È una riflessione che ha fatto anche davanti a se stesso?

«Compiendo cinquant’anni, mi sono reso conto di aver superato il giro di boa della vita. Ho avuto il dono meraviglioso di esperienze uniche; di una alta formazione culturale, teologica, spirituale, manageriale; di compagni di strada speciali. E mi sono reso conto che il meglio non l’ho trovato nei momenti eccezionali, luccicanti, negli “effetti speciali”, ma era avvolto dalla normalità. Cosa c’è di più strano, di più curioso, di più intrigante, di più interpellante della vita di tutti i giorni?! Troppe volte il potere subdolo dell’abitudine opacizza le nostre percezioni. Quando vivevo a Roma, in via della Conciliazione, percorrevo più volte al giorno la stessa strada per andare in ufficio in Piazza San Pietro: la cupola di Michelangelo, che migliaia di turisti arrivati da tutto il mondo stavano fotografando incantati, io quasi non la vedevo più. Era diventata ovvia».
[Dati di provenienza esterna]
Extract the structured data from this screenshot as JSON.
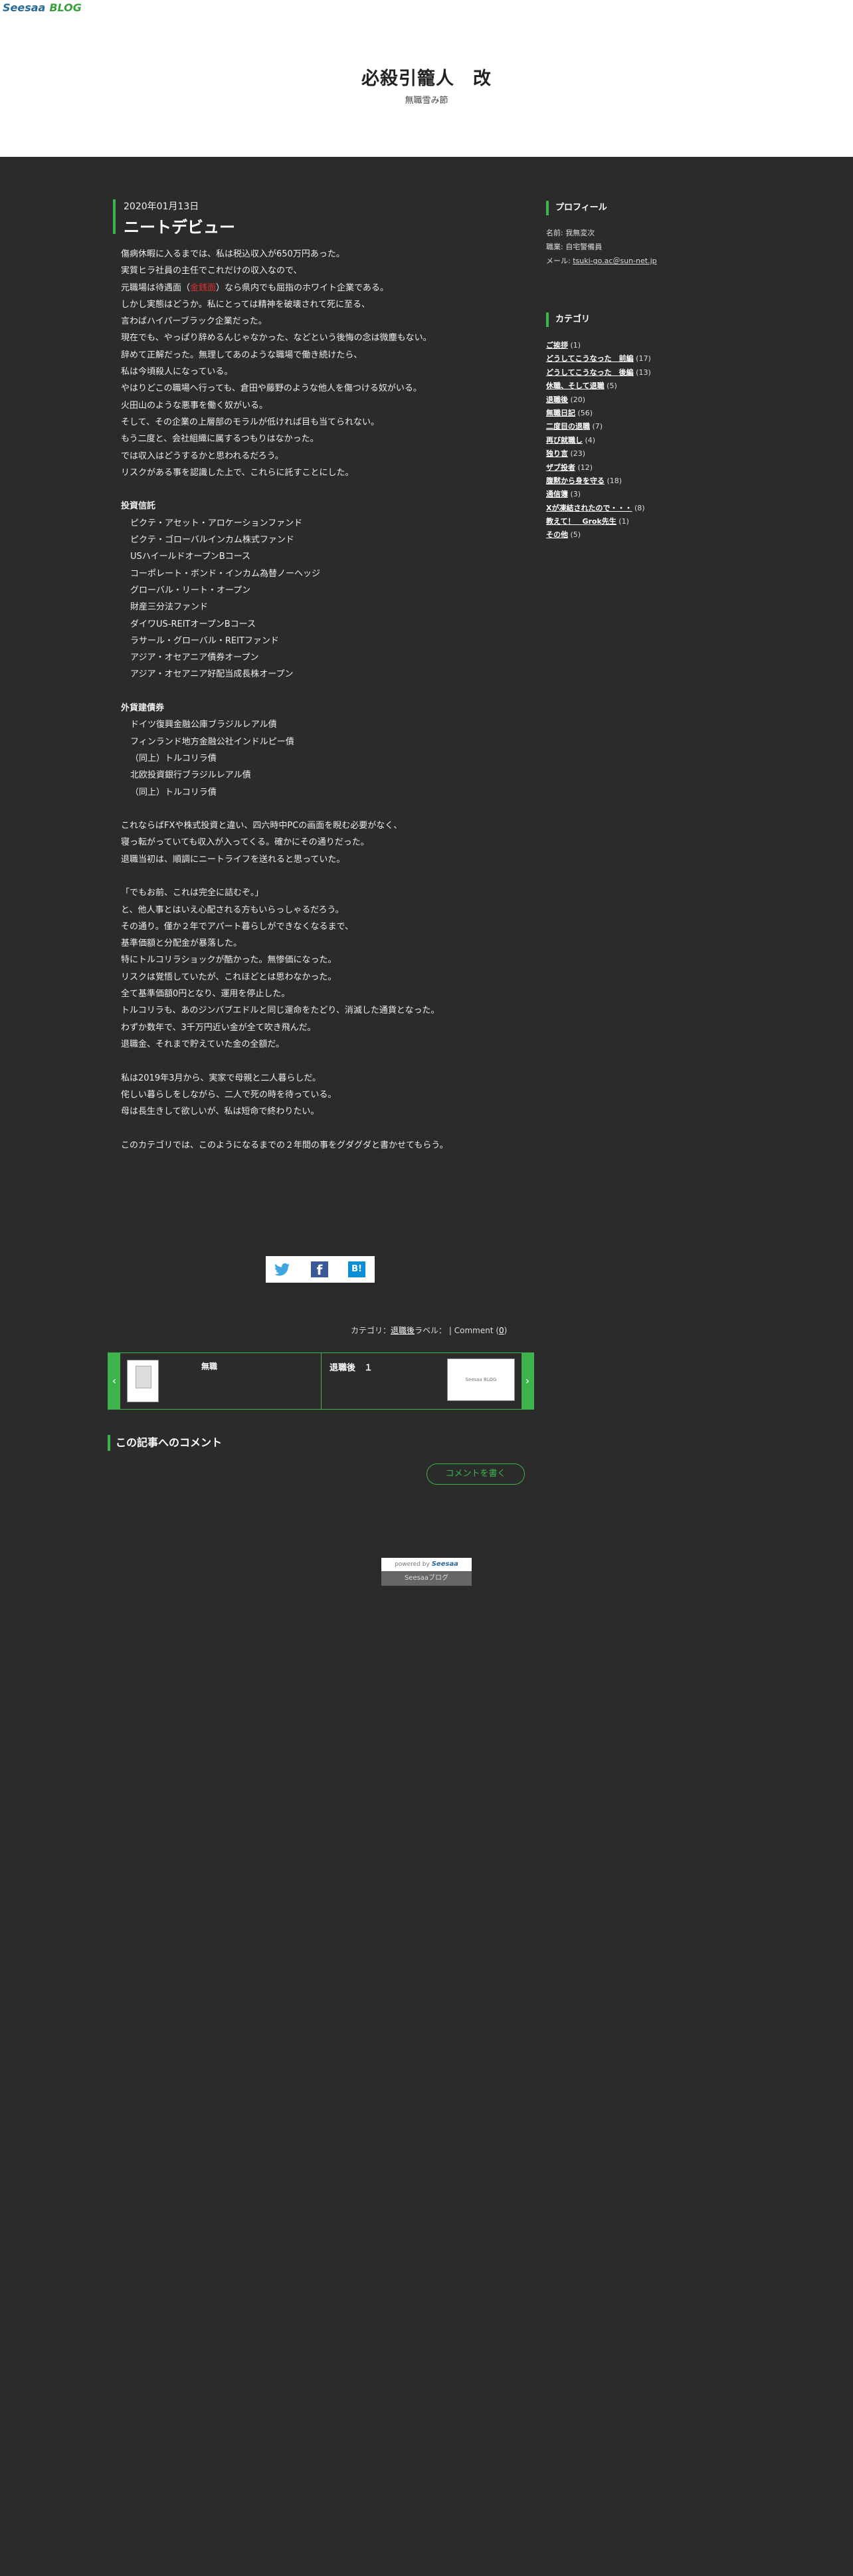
{
  "header": {
    "logo_part1": "Seesaa",
    "logo_part2": "BLOG",
    "site_title": "必殺引籠人　改",
    "site_subtitle": "無職雪み節"
  },
  "post": {
    "date": "2020年01月13日",
    "title": "ニートデビュー",
    "lines": {
      "l1": "傷病休暇に入るまでは、私は税込収入が650万円あった。",
      "l2": "実質ヒラ社員の主任でこれだけの収入なので、",
      "l3a": "元職場は待遇面（",
      "l3red": "金銭面",
      "l3b": "）なら県内でも屈指のホワイト企業である。",
      "l4": "しかし実態はどうか。私にとっては精神を破壊されて死に至る、",
      "l5": "言わばハイパーブラック企業だった。",
      "l6": "現在でも、やっぱり辞めるんじゃなかった、などという後悔の念は微塵もない。",
      "l7": "辞めて正解だった。無理してあのような職場で働き続けたら、",
      "l8": "私は今頃殺人になっている。",
      "l9": "やはりどこの職場へ行っても、倉田や藤野のような他人を傷つける奴がいる。",
      "l10": "火田山のような悪事を働く奴がいる。",
      "l11": "そして、その企業の上層部のモラルが低ければ目も当てられない。",
      "l12": "もう二度と、会社組織に属するつもりはなかった。",
      "l13": "では収入はどうするかと思われるだろう。",
      "l14": "リスクがある事を認識した上で、これらに託すことにした。",
      "fund_head": "投資信託",
      "f1": "ピクテ・アセット・アロケーションファンド",
      "f2": "ピクテ・ゴローバルインカム株式ファンド",
      "f3": "USハイールドオープンBコース",
      "f4": "コーポレート・ボンド・インカム為替ノーヘッジ",
      "f5": "グローバル・リート・オープン",
      "f6": "財産三分法ファンド",
      "f7": "ダイワUS-REITオープンBコース",
      "f8": "ラサール・グローバル・REITファンド",
      "f9": "アジア・オセアニア債券オープン",
      "f10": "アジア・オセアニア好配当成長株オープン",
      "bond_head": "外貨建債券",
      "b1": "ドイツ復興金融公庫ブラジルレアル債",
      "b2": "フィンランド地方金融公社インドルピー債",
      "b3": "（同上）トルコリラ債",
      "b4": "北欧投資銀行ブラジルレアル債",
      "b5": "（同上）トルコリラ債",
      "m1": "これならばFXや株式投資と違い、四六時中PCの画面を睨む必要がなく、",
      "m2": "寝っ転がっていても収入が入ってくる。確かにその通りだった。",
      "m3": "退職当初は、順調にニートライフを送れると思っていた。",
      "n1": "「でもお前、これは完全に詰むぞ。」",
      "n2": "と、他人事とはいえ心配される方もいらっしゃるだろう。",
      "n3": "その通り。僅か２年でアパート暮らしができなくなるまで、",
      "n4": "基準価額と分配金が暴落した。",
      "n5": "特にトルコリラショックが酷かった。無惨価になった。",
      "n6": "リスクは覚悟していたが、これほどとは思わなかった。",
      "n7": "全て基準価額0円となり、運用を停止した。",
      "n8": "トルコリラも、あのジンバブエドルと同じ運命をたどり、消滅した通貨となった。",
      "n9": "わずか数年で、3千万円近い金が全て吹き飛んだ。",
      "n10": "退職金、それまで貯えていた金の全額だ。",
      "p1": "私は2019年3月から、実家で母親と二人暮らしだ。",
      "p2": "侘しい暮らしをしながら、二人で死の時を待っている。",
      "p3": "母は長生きして欲しいが、私は短命で終わりたい。",
      "q1": "このカテゴリでは、このようになるまでの２年間の事をグダグダと書かせてもらう。"
    }
  },
  "share": {
    "twitter_icon": "twitter-icon",
    "facebook_label": "f",
    "hatena_label": "B!"
  },
  "meta": {
    "category_label": "カテゴリ：",
    "category_value": "退職後",
    "label_text": "ラベル：",
    "comment_text": "| Comment (",
    "comment_count": "0",
    "comment_close": ")"
  },
  "pager": {
    "prev_arrow": "‹",
    "next_arrow": "›",
    "prev_title": "無職",
    "next_title": "退職後　１",
    "next_thumb_text": "Seesaa BLOG"
  },
  "comments": {
    "heading": "この記事へのコメント",
    "button": "コメントを書く"
  },
  "powered": {
    "prefix": "powered by",
    "brand": "Seesaa",
    "link": "Seesaaブログ"
  },
  "sidebar": {
    "profile_heading": "プロフィール",
    "profile": {
      "name_label": "名前: ",
      "name": "我無変次",
      "job_label": "職業: ",
      "job": "自宅警備員",
      "mail_label": "メール: ",
      "mail": "tsuki-go.ac＠sun-net.jp"
    },
    "category_heading": "カテゴリ",
    "categories": [
      {
        "name": "ご挨拶",
        "count": " (1)"
      },
      {
        "name": "どうしてこうなった　前編",
        "count": " (17)"
      },
      {
        "name": "どうしてこうなった　後編",
        "count": " (13)"
      },
      {
        "name": "休職、そして退職",
        "count": " (5)"
      },
      {
        "name": "退職後",
        "count": " (20)"
      },
      {
        "name": "無職日記",
        "count": " (56)"
      },
      {
        "name": "二度目の退職",
        "count": " (7)"
      },
      {
        "name": "再び就職し",
        "count": " (4)"
      },
      {
        "name": "独り言",
        "count": " (23)"
      },
      {
        "name": "ザブ投者",
        "count": " (12)"
      },
      {
        "name": "腹黙から身を守る",
        "count": " (18)"
      },
      {
        "name": "通信簿",
        "count": " (3)"
      },
      {
        "name": "Xが凍結されたので・・・",
        "count": " (8)"
      },
      {
        "name": "教えて！　Grok先生",
        "count": " (1)"
      },
      {
        "name": "その他",
        "count": " (5)"
      }
    ]
  },
  "colors": {
    "accent": "#3cb44b",
    "background": "#2b2b2b",
    "header_bg": "#ffffff",
    "highlight_red": "#d93030"
  }
}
Ecco, questa parola, «ovvio», è molto utilizzata dalle generazioni più giovani. Questo suo lavoro è un po’ una sfida alla mentalità corrente?

«Sì, perché noi rischiamo di confondere il normale con l’ovvio o lo scontato. Invece normale è ciò che dà la norma, che dà forma alla vita. La normalità è in realtà la scelta di qualità della vita di tutti i giorni: se la tua forma, la tua norma, il tuo criterio, il tuo metro di misura è di qualità, ciò che fai tutti i giorni diventa eccezionale. Questo è “lo straordinario nell’ordinario”. Se io investo su me stesso e mi rendo conto delle tante cose belle che ogni giorno ciascuno di noi fa, dice, riceve, la forma della quotidianità diventa una forma di qualità. Che tante volte noi non siamo capaci di gustare, vedere, riconoscere perché siamo troppo presi da mille cose. L’obiettivo del libro è aiutare a rendersi conto di quante cose belle, vere, buone ci sono nella vita di tutti i giorni».

La cultura in cui siamo immersi dice il contrario: se uno non riesce a mettersi in luce con qualcosa di straordinario, o almeno un po’ strano e insolito, pensa di non valere niente.

«Il sottotitolo del libro dice esattamente questo: “Riscoprire il divino nella vita di tutti i giorni”. Non mettercelo. Non fare il “divino tuo”, fare l’idolo, trasformarti in divinità. Ma scoprire, accogliere il divino che è già dentro nella vita di tutti. È una dimensione liberante. Anche la struttura del libro vuole suggerire una libertà di lettura».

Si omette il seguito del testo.